Email is used everywhere as a marketing channel, especially
for listings. Some would say that it’s no longer effective, but
there are few resources that are as cost- and time-effective.
Fortunately, the latest email marketing tools make it easier than
ever to produce quality content and identify leads.
Subscription services like MailChimp or ConstantContact are
commonly used to create professional looking email broadcasts
like listing flyers. Their latest innovation is recommending the
optimal time of day to send a campaign, based on past trends
with your recipients. They also offer amazing insight to help
identify likely leads based on engagement with your email.
Customer relationship management (CRM) is a hot topic.
Companies big and small have been trying to get this right
for years. Leaders today, such as ClientLook and Salesforce,
continue to refine the cloud-based commercial real estate CRM
experience in the hopes of hitting the optimal mix of simplicity
A CRM helps you manage your contacts, track leads, organize
your schedule and your deals. It serves as the hub of many
companies to help promote more cooperative business
practices. When it’s implemented correctly, CRM is one of the
key factors to promoting growth, and it’s important to look for
a solution that most closely matches the way you work.
Our ability to generate distributable content is growing fast.
The average deal can have dozens of related documents with
numerous disconnected parties that require access. Cloud
storage sites like Google Drive and Dropbox appeared on the
scene a few years ago to make file sharing easier. They’ve
evolved into a core part of most CRE offices today.
In our office, we use Google Drive, as an example. We keep
our entire file system online, and it’s shared between locations
across the country. Sharing rights are assigned to folders and
even files in order to dictate access rights. We don’t need to
maintain local file servers. Setup is easy. Most of the content is
even accessible from mobile devices – it’s great.
Social media’s momentum continues to build. We all know
people who create online personas and develop sizable
audiences from scratch. These audiences are valuable in that
they can propagate your message – whatever that might be.
The debate continues as to the best way to engage with social
media, and I don’t have the answers. Personally, I find LinkedIn
and Twitter to be the most effective. Creating an audience takes
time and effort, but the rewards seem worth it.

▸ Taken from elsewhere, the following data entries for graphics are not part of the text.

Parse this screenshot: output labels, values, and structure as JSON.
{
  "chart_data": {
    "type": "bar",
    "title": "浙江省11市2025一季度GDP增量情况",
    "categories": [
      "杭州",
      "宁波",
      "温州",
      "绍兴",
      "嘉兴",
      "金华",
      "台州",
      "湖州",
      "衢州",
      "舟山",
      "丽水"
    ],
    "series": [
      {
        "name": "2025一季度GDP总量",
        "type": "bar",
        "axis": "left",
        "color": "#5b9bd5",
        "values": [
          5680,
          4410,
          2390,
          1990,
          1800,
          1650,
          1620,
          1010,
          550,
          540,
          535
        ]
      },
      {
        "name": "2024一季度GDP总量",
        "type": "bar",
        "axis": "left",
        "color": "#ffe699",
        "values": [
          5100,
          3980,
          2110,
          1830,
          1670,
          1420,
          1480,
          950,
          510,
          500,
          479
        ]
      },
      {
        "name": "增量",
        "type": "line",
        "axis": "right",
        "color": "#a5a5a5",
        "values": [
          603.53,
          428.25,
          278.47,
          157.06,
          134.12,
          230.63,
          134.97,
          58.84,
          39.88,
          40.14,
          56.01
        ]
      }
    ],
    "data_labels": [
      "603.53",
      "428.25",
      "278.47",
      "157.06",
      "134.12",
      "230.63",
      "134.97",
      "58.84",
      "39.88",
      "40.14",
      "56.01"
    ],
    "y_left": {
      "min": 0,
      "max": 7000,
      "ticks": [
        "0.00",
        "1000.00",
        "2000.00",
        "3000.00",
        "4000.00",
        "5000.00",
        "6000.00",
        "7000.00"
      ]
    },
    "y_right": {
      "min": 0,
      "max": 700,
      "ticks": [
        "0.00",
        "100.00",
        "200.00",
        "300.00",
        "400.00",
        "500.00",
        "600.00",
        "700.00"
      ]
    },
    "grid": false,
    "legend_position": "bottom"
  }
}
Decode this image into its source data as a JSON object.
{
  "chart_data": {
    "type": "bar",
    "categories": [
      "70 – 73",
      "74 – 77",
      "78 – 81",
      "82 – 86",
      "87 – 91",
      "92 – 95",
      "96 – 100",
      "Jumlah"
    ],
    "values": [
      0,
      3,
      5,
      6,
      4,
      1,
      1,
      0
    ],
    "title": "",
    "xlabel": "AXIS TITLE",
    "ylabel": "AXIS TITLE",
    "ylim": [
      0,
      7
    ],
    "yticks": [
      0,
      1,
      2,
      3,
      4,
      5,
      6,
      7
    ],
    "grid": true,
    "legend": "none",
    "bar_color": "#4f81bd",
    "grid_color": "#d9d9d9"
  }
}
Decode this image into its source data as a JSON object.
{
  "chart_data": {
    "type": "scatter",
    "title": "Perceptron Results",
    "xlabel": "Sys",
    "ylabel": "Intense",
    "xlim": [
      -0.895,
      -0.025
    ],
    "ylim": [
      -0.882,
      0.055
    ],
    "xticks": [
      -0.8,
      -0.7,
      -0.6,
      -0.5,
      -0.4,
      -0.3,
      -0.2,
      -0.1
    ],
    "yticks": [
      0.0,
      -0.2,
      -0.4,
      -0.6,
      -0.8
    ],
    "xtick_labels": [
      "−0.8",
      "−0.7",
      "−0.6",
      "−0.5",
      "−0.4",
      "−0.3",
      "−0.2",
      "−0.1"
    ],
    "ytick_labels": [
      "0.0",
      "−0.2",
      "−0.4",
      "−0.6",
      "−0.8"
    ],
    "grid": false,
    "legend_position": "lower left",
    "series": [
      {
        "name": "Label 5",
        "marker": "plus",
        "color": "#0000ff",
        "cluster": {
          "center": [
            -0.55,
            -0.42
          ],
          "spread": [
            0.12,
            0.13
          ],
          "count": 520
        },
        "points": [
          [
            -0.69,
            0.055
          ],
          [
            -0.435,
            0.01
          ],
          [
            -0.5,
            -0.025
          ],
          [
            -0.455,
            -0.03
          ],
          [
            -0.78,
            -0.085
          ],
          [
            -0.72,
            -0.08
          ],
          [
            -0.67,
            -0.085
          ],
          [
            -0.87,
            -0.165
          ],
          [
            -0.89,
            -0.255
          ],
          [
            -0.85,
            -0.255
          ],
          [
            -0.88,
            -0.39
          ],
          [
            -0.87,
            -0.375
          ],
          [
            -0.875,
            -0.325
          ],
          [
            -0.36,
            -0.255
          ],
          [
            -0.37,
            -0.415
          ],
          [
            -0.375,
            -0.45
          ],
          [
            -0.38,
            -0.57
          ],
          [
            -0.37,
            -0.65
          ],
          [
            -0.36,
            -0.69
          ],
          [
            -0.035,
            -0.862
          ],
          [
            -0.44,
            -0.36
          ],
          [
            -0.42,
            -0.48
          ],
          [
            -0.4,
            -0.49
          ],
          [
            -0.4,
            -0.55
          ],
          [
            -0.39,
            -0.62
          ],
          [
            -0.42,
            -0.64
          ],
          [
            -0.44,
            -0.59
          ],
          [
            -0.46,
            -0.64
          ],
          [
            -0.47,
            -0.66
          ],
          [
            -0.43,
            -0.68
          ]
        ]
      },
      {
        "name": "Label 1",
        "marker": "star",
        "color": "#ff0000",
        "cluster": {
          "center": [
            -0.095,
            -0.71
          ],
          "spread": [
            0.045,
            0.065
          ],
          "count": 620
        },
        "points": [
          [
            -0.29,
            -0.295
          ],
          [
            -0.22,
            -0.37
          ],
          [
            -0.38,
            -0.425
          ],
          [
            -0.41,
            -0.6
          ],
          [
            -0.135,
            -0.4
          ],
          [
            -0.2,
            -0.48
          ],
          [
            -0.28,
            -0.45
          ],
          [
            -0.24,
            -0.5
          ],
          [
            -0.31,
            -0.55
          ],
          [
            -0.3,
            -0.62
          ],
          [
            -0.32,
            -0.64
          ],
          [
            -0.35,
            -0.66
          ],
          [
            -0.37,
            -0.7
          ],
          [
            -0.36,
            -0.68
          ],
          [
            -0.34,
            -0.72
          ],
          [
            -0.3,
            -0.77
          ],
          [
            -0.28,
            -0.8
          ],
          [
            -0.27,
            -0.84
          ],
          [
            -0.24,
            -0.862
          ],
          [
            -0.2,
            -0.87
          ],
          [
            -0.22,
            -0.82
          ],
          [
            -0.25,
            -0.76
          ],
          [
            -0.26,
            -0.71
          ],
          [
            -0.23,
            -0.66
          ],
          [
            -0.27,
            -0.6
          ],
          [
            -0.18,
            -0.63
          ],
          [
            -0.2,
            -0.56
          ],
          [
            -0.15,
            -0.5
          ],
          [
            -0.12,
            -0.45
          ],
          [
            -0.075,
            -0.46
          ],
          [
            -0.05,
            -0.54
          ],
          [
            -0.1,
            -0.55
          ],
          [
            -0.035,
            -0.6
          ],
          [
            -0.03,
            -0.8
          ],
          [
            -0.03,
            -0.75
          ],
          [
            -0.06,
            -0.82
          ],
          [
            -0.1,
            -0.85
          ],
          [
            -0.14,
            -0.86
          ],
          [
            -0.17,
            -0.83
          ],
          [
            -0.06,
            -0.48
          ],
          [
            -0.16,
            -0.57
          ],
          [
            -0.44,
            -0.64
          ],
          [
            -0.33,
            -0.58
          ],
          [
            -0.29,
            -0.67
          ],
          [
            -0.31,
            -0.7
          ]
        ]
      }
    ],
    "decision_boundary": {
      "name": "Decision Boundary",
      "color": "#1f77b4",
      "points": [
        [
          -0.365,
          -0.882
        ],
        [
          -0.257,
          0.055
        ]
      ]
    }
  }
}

Mobile phones are becoming the most common conduit for
online productivity. Tablet use seems to be waning as phones
are becoming big enough to bridge the gap while in the field.
New devices like the Microsoft Surface are starting to gain
traction. And, despite the premium price tag, Apple laptop use
continues to grow.
Let’s face it, commercial real estate technology is a niche, since
few products are made solely for our industry. Some things,
like mobile phones, don’t require any customization since the
typical use is aligned with the product’s core design. However,
other tools for email marketing, investment analysis and CRM
can require lots of customization. The problem is that most
people don’t have the time or ability to make things work right.
These challenges cause user adoption to suffer. Low adoption
produces a significant amount of cost through failed initiatives
and lost productivity. Unfortunately, this is common. That’s no
excuse to continue to eschew technology though. The potential
for failure is always possible with any tech initiative, but there
are ways to minimize the risk. Seek references, spend time
with training and commit to trying. Know when it’s time to
pull the plug though, and invest in something new.
WHAT’S IN OUR FUTURE?
I’m personally excited about the opportunity that exists in
mobile computing and particularly smartphones. Some suggest
phones may become mobile data servers that always maintain
a connection to secure networks containing all your data. Your
“personal clouds” could bring the corporate IT infrastructure to
the palms of our hands explained O’Rell with Xceligent, Inc.
“This would enable storage and retrieval of all forms of unified
and connected communication like email, voice, video and
instant notes, etc., leading to more immediate value creation.”
Industry-related technologies have become more reliable, more
integrated and more robust, and implementation of these new
technologies is no longer optional in today’s CRE environment.
Get on board now before this next wave of innovation passes
“Technologies are only getting better,” said O’Rell. “The
key is to leverage them in ways that have the most impact
on operations, provide a quicker ROI and enable real estate
professionals to be more strategic and more effective.”
Collectively, these emerging technologies should provide
more organizational flexibility, reduced costs and increased
workplace efficiencies. Ideally, this allows our industry to
achieve new levels of effectiveness that accelerates deal-making and promotes greater transparency. Time will tell
which technologies become the winners, but this evolution will
definitely make for an exciting ride.